Mit der Revision rügen die Kläger Verletzung materiellen Rechts.

 

Entscheidungsgründe

Die Revision ist unbegründet (§ 126 Abs. 2 der Finanzgerichtsordnung - FGO -).

Der aus der Veräußerung der Wohnungen entstandene Gewinn war bei den Einkünften aus Gewerbebetrieb zu erfassen, denn die Wohnungen gehörten zum Betriebsvermögen des Klägers.

a) Der Bundesfinanzhof (BFH) hat bereits mehrfach entschieden, daß die Aussonderung privater Geschäftsvorfälle aus ständig im Gewerbebetrieb anfallenden Geschäften nicht schlechthin ausgeschlossen ist. Ob der jeweilige Geschäftsvorfall dem Betriebsvermögen oder dem Privatvermögen zuzuordnen ist, muß aber aufgrund der vorliegenden Tatsachen klar unterscheidbar sein. Anderenfalls ist der Vorgang wegen seiner geschäftstypischen Art im betrieblichen Bereich zu erfassen (vgl. BFH-Urteile vom 18. März 1982 IV R 183/78, BFHE 136, 76, BStBl II 1982, 587 m. w. N., und vom 28. Januar 1988 IV R 2/85, BFH/NV 1989, 580, 582).

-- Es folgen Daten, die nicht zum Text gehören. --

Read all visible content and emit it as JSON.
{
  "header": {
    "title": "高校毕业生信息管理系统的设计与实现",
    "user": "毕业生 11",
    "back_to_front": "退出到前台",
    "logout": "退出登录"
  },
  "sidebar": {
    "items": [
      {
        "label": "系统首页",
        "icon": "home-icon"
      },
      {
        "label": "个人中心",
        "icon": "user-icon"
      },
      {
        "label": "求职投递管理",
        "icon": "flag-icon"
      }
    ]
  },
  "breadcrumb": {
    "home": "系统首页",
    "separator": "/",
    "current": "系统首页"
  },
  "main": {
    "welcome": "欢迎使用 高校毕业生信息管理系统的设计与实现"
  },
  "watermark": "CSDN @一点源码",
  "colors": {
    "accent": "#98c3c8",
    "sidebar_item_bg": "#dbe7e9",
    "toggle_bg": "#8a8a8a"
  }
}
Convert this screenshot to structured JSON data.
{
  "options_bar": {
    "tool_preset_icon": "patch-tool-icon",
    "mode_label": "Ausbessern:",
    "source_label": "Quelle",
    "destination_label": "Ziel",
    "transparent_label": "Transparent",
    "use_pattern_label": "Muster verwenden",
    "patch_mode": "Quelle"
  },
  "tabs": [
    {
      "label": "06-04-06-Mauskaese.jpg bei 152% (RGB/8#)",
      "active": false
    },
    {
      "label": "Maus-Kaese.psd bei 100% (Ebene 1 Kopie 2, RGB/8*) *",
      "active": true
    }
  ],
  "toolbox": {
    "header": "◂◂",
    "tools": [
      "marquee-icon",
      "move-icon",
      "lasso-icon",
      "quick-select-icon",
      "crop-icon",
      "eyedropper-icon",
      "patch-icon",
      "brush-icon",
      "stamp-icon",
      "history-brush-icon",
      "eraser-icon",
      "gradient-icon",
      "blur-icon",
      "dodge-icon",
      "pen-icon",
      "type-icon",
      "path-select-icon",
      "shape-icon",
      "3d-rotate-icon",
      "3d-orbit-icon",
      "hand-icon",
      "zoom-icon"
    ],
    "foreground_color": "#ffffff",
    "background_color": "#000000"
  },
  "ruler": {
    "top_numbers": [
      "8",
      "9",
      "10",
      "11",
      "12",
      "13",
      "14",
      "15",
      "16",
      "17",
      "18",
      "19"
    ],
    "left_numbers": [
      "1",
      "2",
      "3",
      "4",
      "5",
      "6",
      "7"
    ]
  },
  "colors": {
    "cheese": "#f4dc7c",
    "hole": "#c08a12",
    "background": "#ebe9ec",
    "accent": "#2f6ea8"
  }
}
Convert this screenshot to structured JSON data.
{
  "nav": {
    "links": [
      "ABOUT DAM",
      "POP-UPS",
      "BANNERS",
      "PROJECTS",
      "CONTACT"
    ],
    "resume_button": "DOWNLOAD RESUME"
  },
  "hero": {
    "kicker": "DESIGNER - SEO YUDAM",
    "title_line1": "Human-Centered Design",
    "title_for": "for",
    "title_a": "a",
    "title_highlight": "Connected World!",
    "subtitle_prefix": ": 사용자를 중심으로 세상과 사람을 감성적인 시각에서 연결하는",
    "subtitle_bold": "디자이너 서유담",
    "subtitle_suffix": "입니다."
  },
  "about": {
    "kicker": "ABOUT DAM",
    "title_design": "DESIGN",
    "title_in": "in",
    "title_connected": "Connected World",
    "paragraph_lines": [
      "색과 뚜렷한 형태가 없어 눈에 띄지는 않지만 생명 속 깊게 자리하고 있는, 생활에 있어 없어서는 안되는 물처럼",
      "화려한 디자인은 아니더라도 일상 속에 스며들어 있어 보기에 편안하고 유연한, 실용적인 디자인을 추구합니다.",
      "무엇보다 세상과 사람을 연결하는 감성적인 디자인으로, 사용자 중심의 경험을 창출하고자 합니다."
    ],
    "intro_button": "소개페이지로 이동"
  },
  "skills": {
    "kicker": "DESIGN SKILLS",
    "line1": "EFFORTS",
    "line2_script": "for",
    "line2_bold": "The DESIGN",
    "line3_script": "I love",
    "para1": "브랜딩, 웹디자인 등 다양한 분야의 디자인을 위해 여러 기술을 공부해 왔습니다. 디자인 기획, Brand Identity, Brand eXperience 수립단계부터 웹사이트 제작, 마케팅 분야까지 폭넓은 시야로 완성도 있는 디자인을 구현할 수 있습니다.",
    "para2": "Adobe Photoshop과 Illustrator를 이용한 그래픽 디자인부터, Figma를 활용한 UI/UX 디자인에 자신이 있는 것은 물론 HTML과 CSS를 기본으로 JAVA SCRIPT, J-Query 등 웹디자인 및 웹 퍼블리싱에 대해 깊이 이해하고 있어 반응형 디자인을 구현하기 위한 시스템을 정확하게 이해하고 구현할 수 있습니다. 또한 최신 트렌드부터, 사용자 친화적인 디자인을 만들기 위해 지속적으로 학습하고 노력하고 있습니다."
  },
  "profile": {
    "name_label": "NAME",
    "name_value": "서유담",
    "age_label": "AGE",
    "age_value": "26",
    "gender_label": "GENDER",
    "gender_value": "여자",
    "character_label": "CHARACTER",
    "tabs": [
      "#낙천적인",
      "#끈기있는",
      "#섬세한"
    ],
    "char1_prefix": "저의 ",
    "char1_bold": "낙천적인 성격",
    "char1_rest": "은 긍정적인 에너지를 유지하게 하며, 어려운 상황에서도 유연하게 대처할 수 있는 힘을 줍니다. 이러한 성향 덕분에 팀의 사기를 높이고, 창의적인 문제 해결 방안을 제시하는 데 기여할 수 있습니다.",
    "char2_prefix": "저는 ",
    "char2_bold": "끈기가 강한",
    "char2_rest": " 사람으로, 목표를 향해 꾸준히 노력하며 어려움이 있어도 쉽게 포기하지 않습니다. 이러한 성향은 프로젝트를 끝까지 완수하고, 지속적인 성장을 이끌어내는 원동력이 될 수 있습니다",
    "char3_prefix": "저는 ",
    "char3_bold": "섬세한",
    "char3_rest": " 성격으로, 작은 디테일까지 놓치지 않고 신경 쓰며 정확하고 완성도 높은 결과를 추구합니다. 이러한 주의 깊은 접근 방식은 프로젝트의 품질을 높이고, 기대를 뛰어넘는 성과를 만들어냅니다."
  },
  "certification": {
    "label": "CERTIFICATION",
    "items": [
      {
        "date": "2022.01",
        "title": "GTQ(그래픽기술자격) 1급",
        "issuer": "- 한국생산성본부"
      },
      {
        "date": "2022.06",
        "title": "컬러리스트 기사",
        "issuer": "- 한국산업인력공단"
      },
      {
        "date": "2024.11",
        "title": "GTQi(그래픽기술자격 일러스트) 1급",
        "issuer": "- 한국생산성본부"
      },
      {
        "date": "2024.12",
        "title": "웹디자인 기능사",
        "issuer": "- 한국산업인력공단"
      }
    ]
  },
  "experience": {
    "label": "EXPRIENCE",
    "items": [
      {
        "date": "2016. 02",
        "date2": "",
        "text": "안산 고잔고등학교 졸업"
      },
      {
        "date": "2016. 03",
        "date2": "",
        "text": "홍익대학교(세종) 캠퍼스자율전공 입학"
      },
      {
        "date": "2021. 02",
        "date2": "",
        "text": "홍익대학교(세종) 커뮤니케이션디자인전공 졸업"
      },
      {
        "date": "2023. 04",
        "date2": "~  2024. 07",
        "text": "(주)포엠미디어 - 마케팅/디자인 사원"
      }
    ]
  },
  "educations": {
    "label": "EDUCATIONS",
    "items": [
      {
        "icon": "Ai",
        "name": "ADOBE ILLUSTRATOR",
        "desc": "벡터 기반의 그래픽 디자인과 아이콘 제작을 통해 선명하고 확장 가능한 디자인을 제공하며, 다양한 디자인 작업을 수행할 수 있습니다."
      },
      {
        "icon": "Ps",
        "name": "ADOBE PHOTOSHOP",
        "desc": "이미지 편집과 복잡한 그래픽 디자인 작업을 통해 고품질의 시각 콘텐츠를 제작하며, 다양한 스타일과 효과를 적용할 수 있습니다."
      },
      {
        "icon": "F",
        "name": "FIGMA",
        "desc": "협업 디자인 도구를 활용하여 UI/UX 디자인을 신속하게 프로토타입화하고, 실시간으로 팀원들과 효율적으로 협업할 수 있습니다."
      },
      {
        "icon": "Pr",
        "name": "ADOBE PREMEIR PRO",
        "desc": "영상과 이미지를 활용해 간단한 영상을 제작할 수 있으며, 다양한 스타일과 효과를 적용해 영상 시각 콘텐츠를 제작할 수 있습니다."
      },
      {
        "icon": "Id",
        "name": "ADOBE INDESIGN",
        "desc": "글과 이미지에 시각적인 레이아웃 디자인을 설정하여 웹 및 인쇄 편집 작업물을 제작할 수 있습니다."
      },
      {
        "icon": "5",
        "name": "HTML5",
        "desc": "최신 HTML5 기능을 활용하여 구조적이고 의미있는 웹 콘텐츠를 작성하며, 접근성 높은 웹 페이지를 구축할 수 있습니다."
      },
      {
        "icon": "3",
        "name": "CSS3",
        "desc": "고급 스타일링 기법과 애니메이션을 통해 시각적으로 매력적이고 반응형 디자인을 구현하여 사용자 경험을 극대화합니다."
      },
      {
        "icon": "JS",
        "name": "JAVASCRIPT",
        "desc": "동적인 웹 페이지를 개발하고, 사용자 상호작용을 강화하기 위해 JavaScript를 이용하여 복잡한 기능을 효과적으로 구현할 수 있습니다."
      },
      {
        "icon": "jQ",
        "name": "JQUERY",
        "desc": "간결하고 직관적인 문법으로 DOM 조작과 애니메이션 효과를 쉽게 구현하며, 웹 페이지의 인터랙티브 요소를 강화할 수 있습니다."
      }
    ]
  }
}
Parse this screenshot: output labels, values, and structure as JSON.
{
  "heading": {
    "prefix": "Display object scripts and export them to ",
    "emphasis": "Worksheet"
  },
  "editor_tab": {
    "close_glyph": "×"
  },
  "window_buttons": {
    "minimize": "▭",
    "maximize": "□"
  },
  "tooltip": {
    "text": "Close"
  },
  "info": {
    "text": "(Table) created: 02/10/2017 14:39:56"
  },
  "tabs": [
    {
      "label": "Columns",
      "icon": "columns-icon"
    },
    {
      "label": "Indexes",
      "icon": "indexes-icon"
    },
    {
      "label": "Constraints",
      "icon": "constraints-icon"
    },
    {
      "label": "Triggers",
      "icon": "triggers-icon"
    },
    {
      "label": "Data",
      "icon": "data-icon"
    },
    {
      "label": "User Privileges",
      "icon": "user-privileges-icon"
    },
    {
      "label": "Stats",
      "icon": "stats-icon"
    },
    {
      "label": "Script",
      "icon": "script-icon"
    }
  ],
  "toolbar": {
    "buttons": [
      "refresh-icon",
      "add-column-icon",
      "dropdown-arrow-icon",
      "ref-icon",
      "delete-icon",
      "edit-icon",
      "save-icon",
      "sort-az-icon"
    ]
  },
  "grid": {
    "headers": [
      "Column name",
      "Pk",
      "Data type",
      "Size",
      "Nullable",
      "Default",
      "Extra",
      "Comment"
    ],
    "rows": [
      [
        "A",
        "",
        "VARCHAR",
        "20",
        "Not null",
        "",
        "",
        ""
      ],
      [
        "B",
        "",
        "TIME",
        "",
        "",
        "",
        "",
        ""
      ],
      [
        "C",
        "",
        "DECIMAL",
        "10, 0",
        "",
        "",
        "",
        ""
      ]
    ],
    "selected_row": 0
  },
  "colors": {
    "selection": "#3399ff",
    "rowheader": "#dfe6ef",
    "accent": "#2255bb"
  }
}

Im Streitfall wird die Zugehörigkeit der veräußerten Wohnungen zu dem Betriebsvermögen des von dem Kläger betriebenen gewerblichen Grundstückshandels durch den engen zeitlichen Zusammenhang zwischen der Errichtung und der Veräußerung der Wohnungen indiziert. Dieser deutet darauf hin, daß für den Kläger der Handel mit den Wohnungen und nicht eine auf Dauer angelegte Vermietung im Vordergrund standen. Für die Zurechnung zum Betriebsvermögen genügt bereits eine bedingte Verkaufsabsicht, die sich in einer zeitnahen Veräußerung dokumentiert (BFH-Urteil vom 5. September 1990 X R 107-108/89, BFHE 161, 543, BStBl II 1990, 1060).

Den Klägern ist es nicht gelungen, dieses Indiz zu entkräften und nachzuweisen, daß die Objekte zur privaten Vermögensanlage bestimmt waren.

Die von den Klägern gewählte Finanzierungsart läßt nicht eindeutig auf eine Zuordnung zum Privatvermögen schließen. Sofern der Kläger die Objekte nicht von vornherein aus der Hand geben wollte, mußte er in jedem Fall die gewählte oder eine vergleichbare Finanzierung wählen, unabhängig davon, ob die Objekte auf Dauer vermietet oder nach geraumer Zeit veräußert werden sollten.

Dasselbe gilt für die Art der Nutzung. Weder Selbstnutzung noch Vermietung als solche lassen ohne weiteres erkennen, ob das Objekt zum gewerblichen Handel oder zur privaten Vermögensanlage bestimmt ist (vgl. BFH-Urteil vom 11. April 1989 VIII R 266/84, BFHE 156, 476, BStBl II 1989, 621).

Die Motive des Klägers, die ihn zu den Veräußerungen veranlaßten und deren Ursache in seiner Sphäre lag, sind unbeachtlich. Weder die Absicht, ein größeres und aufwendigeres Objekt zu errichten, noch der Umstand, daß die finanzielle Lage die Veräußerung erzwungen hat, rechtfertigen den Schluß, daß die veräußerten Wohnungen zum Privatvermögen gehörten (BFH-Urteil in BFHE 161, 543, BStBl II 1990, 1060). Auch andere konkrete Anhaltspunkte, die eindeutig für eine private Vermögensanlage sprechen, liegen nicht vor.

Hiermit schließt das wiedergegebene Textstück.